Online betting platforms in the UK have been trailblazers in this regard, with popular sites offering hundreds of pounds worth of free bets and services in exchange for a deposit and membership sign up. It has proven hugely successful at attracting and retaining customers and it’s a model that can be applied to all kinds of businesses.
4. Diversify Your Offerings
You can’t appeal to everyone all of the time, but you can certainly expand your appeal by diversifying what you offer. If you’re a high street cafe, you can double up as a book shop by offering customers the chance to read and purchase books alongside their latte.
If you’re a clothes retailer, consider natural tie-ins such as a makeup counter or a section selling style magazines. Your additional offerings don’t even have to be thematically linked; offering some unexpected goods and services is a good way to attract attention and garner a reputation as a unique and unconventional business.
The less you offer your customers, the more limited your business will be.
5. Offer an Experience
If the only thing your business is offering customers is the opportunity to purchase items, then you’re not doing anything to convince them that shopping online isn’t the better option.
Consumers, especially millennial ones, are much more drawn to the so-called “experience economy” in 2019, meaning that they are much more inclined to pay for a physical experience that’s worth remembering (and sharing on social media).

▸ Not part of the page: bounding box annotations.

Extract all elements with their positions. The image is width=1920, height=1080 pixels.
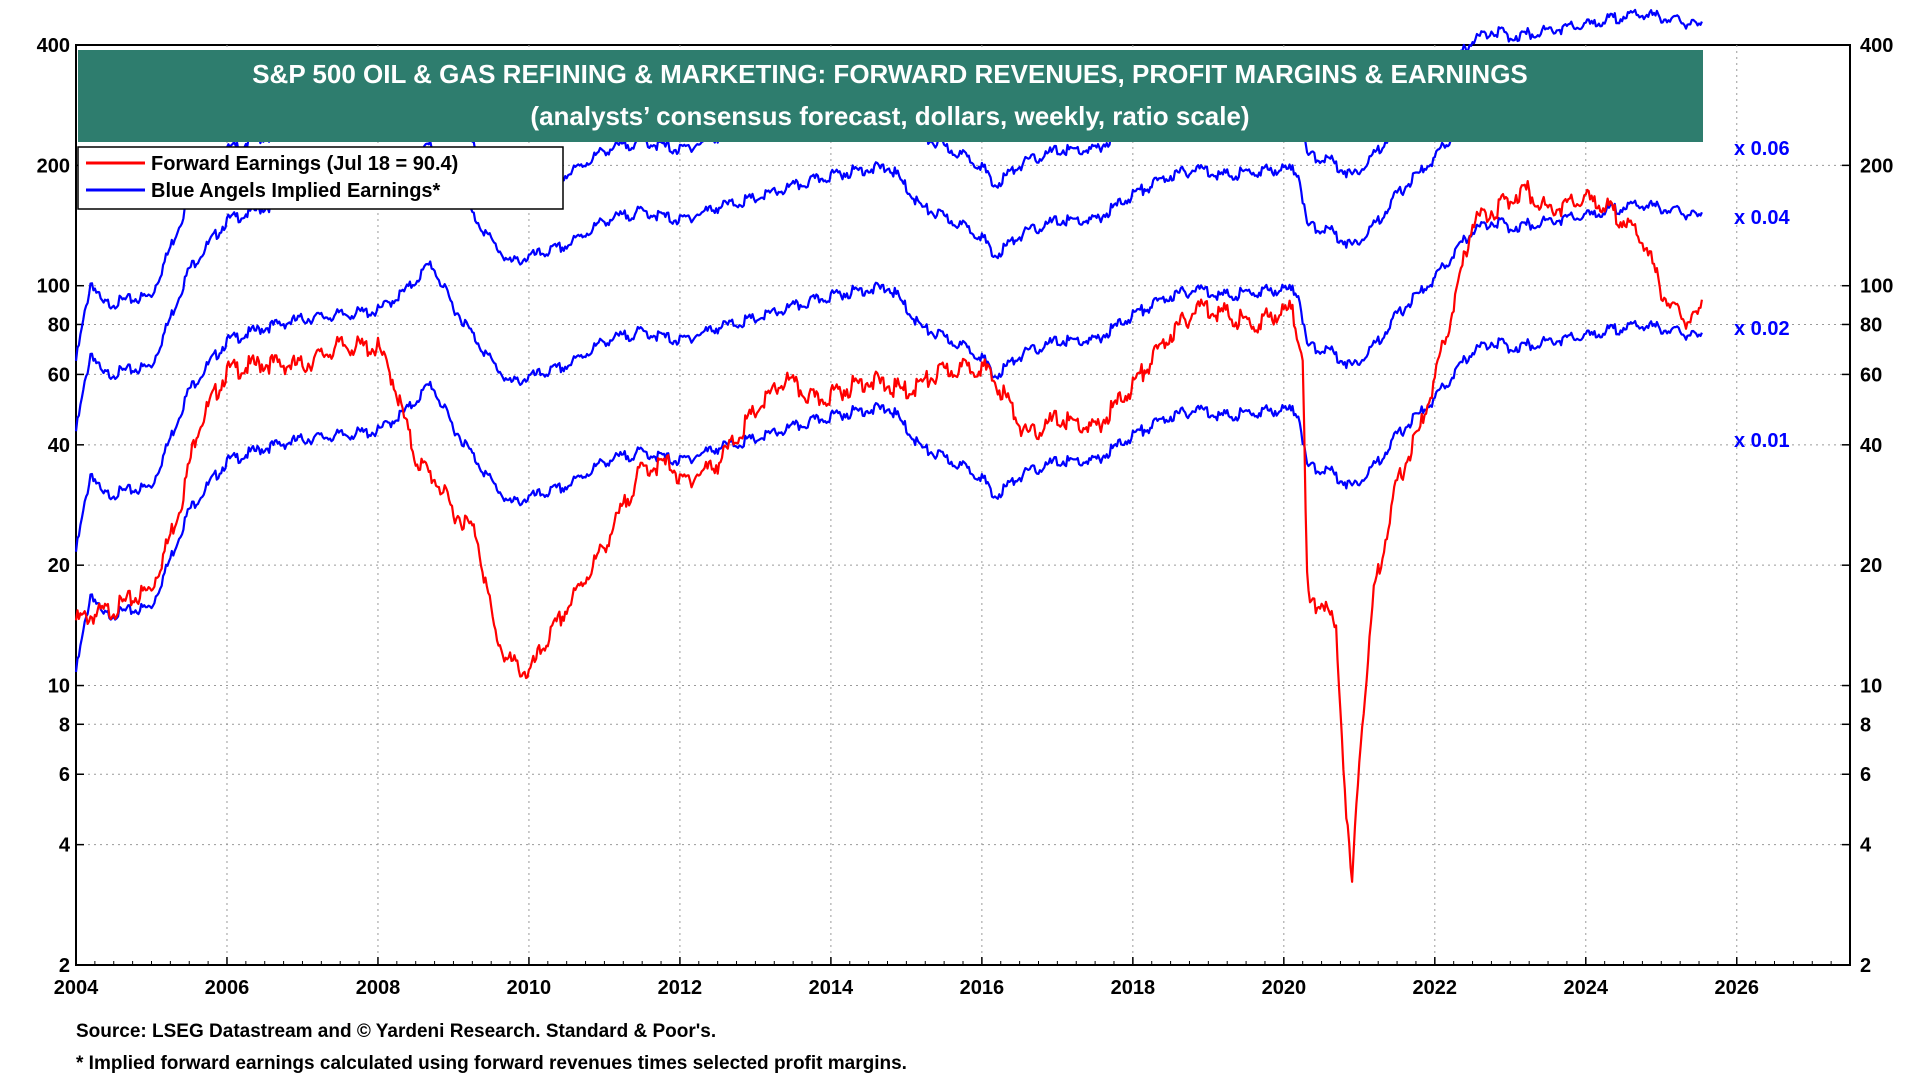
multiplier-label-001: x 0.01 bbox=[1734, 430, 1790, 452]
y-tick-label-left: 4 bbox=[59, 835, 71, 857]
series-line-4 bbox=[74, 180, 1703, 883]
title-banner: S&P 500 OIL & GAS REFINING & MARKETING: … bbox=[78, 50, 1703, 142]
y-tick-label-left: 6 bbox=[59, 764, 70, 786]
x-tick-label: 2016 bbox=[960, 977, 1005, 999]
y-tick-label-right: 100 bbox=[1860, 276, 1893, 298]
chart-subtitle: (analysts’ consensus forecast, dollars, … bbox=[530, 101, 1249, 131]
x-tick-label: 2024 bbox=[1564, 977, 1609, 999]
series-line-2 bbox=[74, 199, 1703, 552]
x-tick-label: 2004 bbox=[54, 977, 99, 999]
y-tick-label-left: 8 bbox=[59, 714, 70, 736]
source-note: Source: LSEG Datastream and © Yardeni Re… bbox=[76, 1021, 716, 1042]
multiplier-label-004: x 0.04 bbox=[1734, 207, 1790, 229]
x-tick-label: 2026 bbox=[1715, 977, 1760, 999]
x-tick-label: 2008 bbox=[356, 977, 401, 999]
y-tick-label-left: 200 bbox=[37, 155, 70, 177]
x-tick-label: 2018 bbox=[1111, 977, 1156, 999]
y-tick-label-right: 200 bbox=[1860, 155, 1893, 177]
y-tick-label-right: 400 bbox=[1860, 35, 1893, 57]
y-tick-label-right: 8 bbox=[1860, 714, 1871, 736]
chart-title: S&P 500 OIL & GAS REFINING & MARKETING: … bbox=[252, 59, 1528, 89]
legend-label-forward-earnings: Forward Earnings (Jul 18 = 90.4) bbox=[151, 153, 458, 175]
x-tick-label: 2010 bbox=[507, 977, 552, 999]
y-tick-label-left: 400 bbox=[37, 35, 70, 57]
multiplier-label-002: x 0.02 bbox=[1734, 318, 1790, 340]
y-tick-label-right: 60 bbox=[1860, 364, 1882, 386]
y-tick-label-right: 80 bbox=[1860, 314, 1882, 336]
x-tick-label: 2020 bbox=[1262, 977, 1307, 999]
series-line-3 bbox=[74, 320, 1703, 673]
x-tick-label: 2022 bbox=[1413, 977, 1458, 999]
x-tick-label: 2012 bbox=[658, 977, 703, 999]
y-tick-label-left: 20 bbox=[48, 555, 70, 577]
y-tick-label-left: 80 bbox=[48, 314, 70, 336]
y-tick-label-right: 10 bbox=[1860, 676, 1882, 698]
y-tick-label-left: 60 bbox=[48, 364, 70, 386]
legend: Forward Earnings (Jul 18 = 90.4) Blue An… bbox=[77, 146, 564, 210]
y-tick-label-right: 6 bbox=[1860, 764, 1871, 786]
y-tick-label-left: 40 bbox=[48, 435, 70, 457]
footnote: * Implied forward earnings calculated us… bbox=[76, 1053, 907, 1074]
y-tick-label-right: 40 bbox=[1860, 435, 1882, 457]
y-tick-label-right: 20 bbox=[1860, 555, 1882, 577]
y-tick-label-left: 10 bbox=[48, 676, 70, 698]
y-tick-label-left: 100 bbox=[37, 276, 70, 298]
y-tick-label-right: 4 bbox=[1860, 835, 1872, 857]
multiplier-label-006: x 0.06 bbox=[1734, 138, 1790, 160]
grid bbox=[76, 45, 1850, 965]
legend-label-blue-angels: Blue Angels Implied Earnings* bbox=[151, 180, 441, 202]
y-tick-label-right: 2 bbox=[1860, 955, 1871, 977]
y-tick-label-left: 2 bbox=[59, 955, 70, 977]
x-tick-label: 2014 bbox=[809, 977, 854, 999]
x-tick-label: 2006 bbox=[205, 977, 250, 999]
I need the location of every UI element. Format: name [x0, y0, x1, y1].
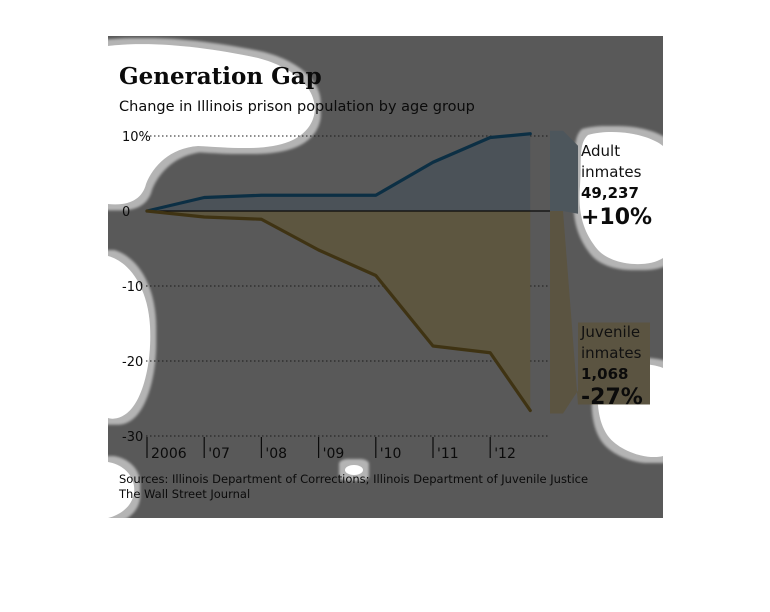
y-tick-label: -20 [122, 355, 143, 370]
series-tags [550, 130, 650, 414]
area-adult [147, 133, 531, 211]
blob-small [345, 465, 363, 475]
y-tick-label: -30 [122, 430, 143, 445]
y-tick-label: -10 [122, 280, 143, 295]
y-axis: 10% 0 -10 -20 -30 [122, 130, 151, 445]
x-tick-label: '09 [323, 446, 345, 462]
y-tick-label: 10% [122, 130, 151, 145]
credit-note: The Wall Street Journal [118, 487, 250, 501]
chart-frame: 2006 '07 '08 '09 '10 '11 '12 10% 0 -10 -20 -30 Gen… [108, 36, 663, 518]
juvenile-change: -27% [581, 385, 643, 410]
adult-change: +10% [581, 205, 652, 230]
chart-subtitle: Change in Illinois prison population by … [119, 99, 475, 115]
blob-mid-left [108, 256, 151, 419]
x-tick-label: '12 [494, 446, 516, 462]
area-juvenile [147, 211, 531, 411]
chart: 2006 '07 '08 '09 '10 '11 '12 10% 0 -10 -20 -30 Gen… [108, 36, 663, 518]
juvenile-label-line1: Juvenile [580, 323, 640, 341]
adult-annotation: Adult inmates 49,237 +10% [581, 142, 652, 230]
x-tick-label: '10 [380, 446, 402, 462]
x-tick-label: '11 [437, 446, 459, 462]
blob-top-left [108, 44, 315, 205]
x-tick-label: '07 [208, 446, 230, 462]
adult-count: 49,237 [581, 184, 639, 202]
juvenile-label-line2: inmates [581, 344, 642, 362]
juvenile-annotation: Juvenile inmates 1,068 -27% [580, 323, 643, 410]
adult-label-line2: inmates [581, 163, 642, 181]
blob-right-top [579, 132, 663, 265]
juvenile-count: 1,068 [581, 365, 628, 383]
adult-tag [550, 130, 578, 214]
juvenile-tag [550, 211, 650, 414]
source-note: Sources: Illinois Department of Correcti… [119, 472, 588, 486]
line-adult [145, 132, 532, 213]
x-tick-label: 2006 [151, 446, 187, 462]
line-juvenile [145, 209, 532, 413]
series-areas [147, 133, 531, 411]
y-tick-label: 0 [122, 205, 130, 220]
adult-label-line1: Adult [581, 142, 620, 160]
blob-bottom-left [108, 462, 135, 518]
chart-title: Generation Gap [119, 63, 322, 90]
x-axis: 2006 '07 '08 '09 '10 '11 '12 [146, 437, 516, 462]
x-tick-label: '08 [265, 446, 287, 462]
series-lines [145, 132, 532, 413]
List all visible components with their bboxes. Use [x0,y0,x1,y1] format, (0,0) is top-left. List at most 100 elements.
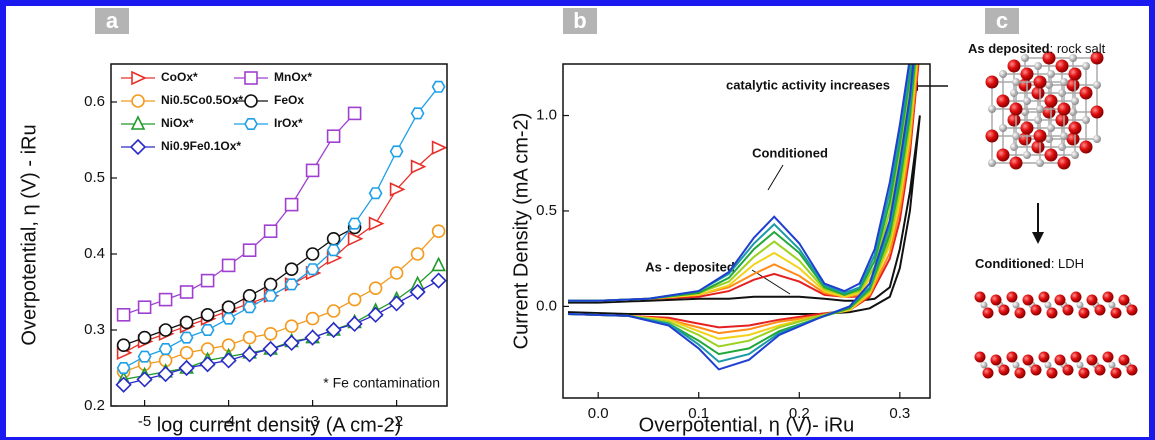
oxygen-atom [1033,75,1047,89]
metal-atom [980,361,988,369]
oxygen-atom [996,94,1010,108]
x-tick-label: -5 [138,413,151,430]
legend-label: NiOx* [161,116,194,130]
marker [242,330,257,345]
legend-label: MnOx* [274,70,312,84]
metal-atom [1076,301,1084,309]
marker [305,263,320,276]
oxygen-atom [1126,304,1138,316]
oxygen-atom [996,148,1010,162]
marker [431,224,446,238]
oxygen-atom [985,75,999,89]
series-line [567,64,916,356]
metal-atom [1021,54,1029,62]
oxygen-atom [1055,59,1069,73]
metal-atom [1060,132,1068,140]
marker [305,311,320,326]
metal-atom [1044,361,1052,369]
marker [389,266,404,280]
marker [326,232,341,246]
oxygen-atom [1031,140,1045,154]
marker [410,159,427,174]
legend-marker [244,94,258,108]
oxygen-atom [1018,78,1032,92]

Do what you can to make your space look more Instagram friendly, crank your customer service up to 11, and most importantly, turn your place of business into somewhere experiences happen. The best way to do this is by hosting themed events, such as wine tasting, creative workshops, or social events.
6. Encourage Loyalty
This has already been touched upon but bears repeating. The key to running a viable high street business in 2019 is by offering something that will encourage people to keep coming back.
In its simplest form, this includes promotional offers such as discount cards, where customers can get something for free once they’ve visited your business and made a purchase enough times. Turn your customers into a community of people who identify with what you’re selling and are proud to shop with you.
7. Expand Online
Digitising your business should not be seen as an admission of defeat in the era of online shopping. Rather, it should be a convenient extension of your land-based business. People should be drawn to your business for the experience of shopping there but should be able to purchase their favourite items online when it is inconvenient for them to travel into town.
Simply offering your most popular items on your own dedicated online store can make a significant difference for your sales and seriously boost your profit margins. Ideally, you’ll want to build and own your very own dedicated website, one which strongly resembles the brand identity of your physical store.
If this isn’t feasible for you, consider reaching out to e-commerce platforms such as ASOS or Etsy to see if they can stock certain items on your behalf.
The high street may be going through a period of unprecedented struggle right now, but that doesn’t mean your business has to suffer. External forces may affect the market in negative ways, but survival all depends on how you choose to adapt.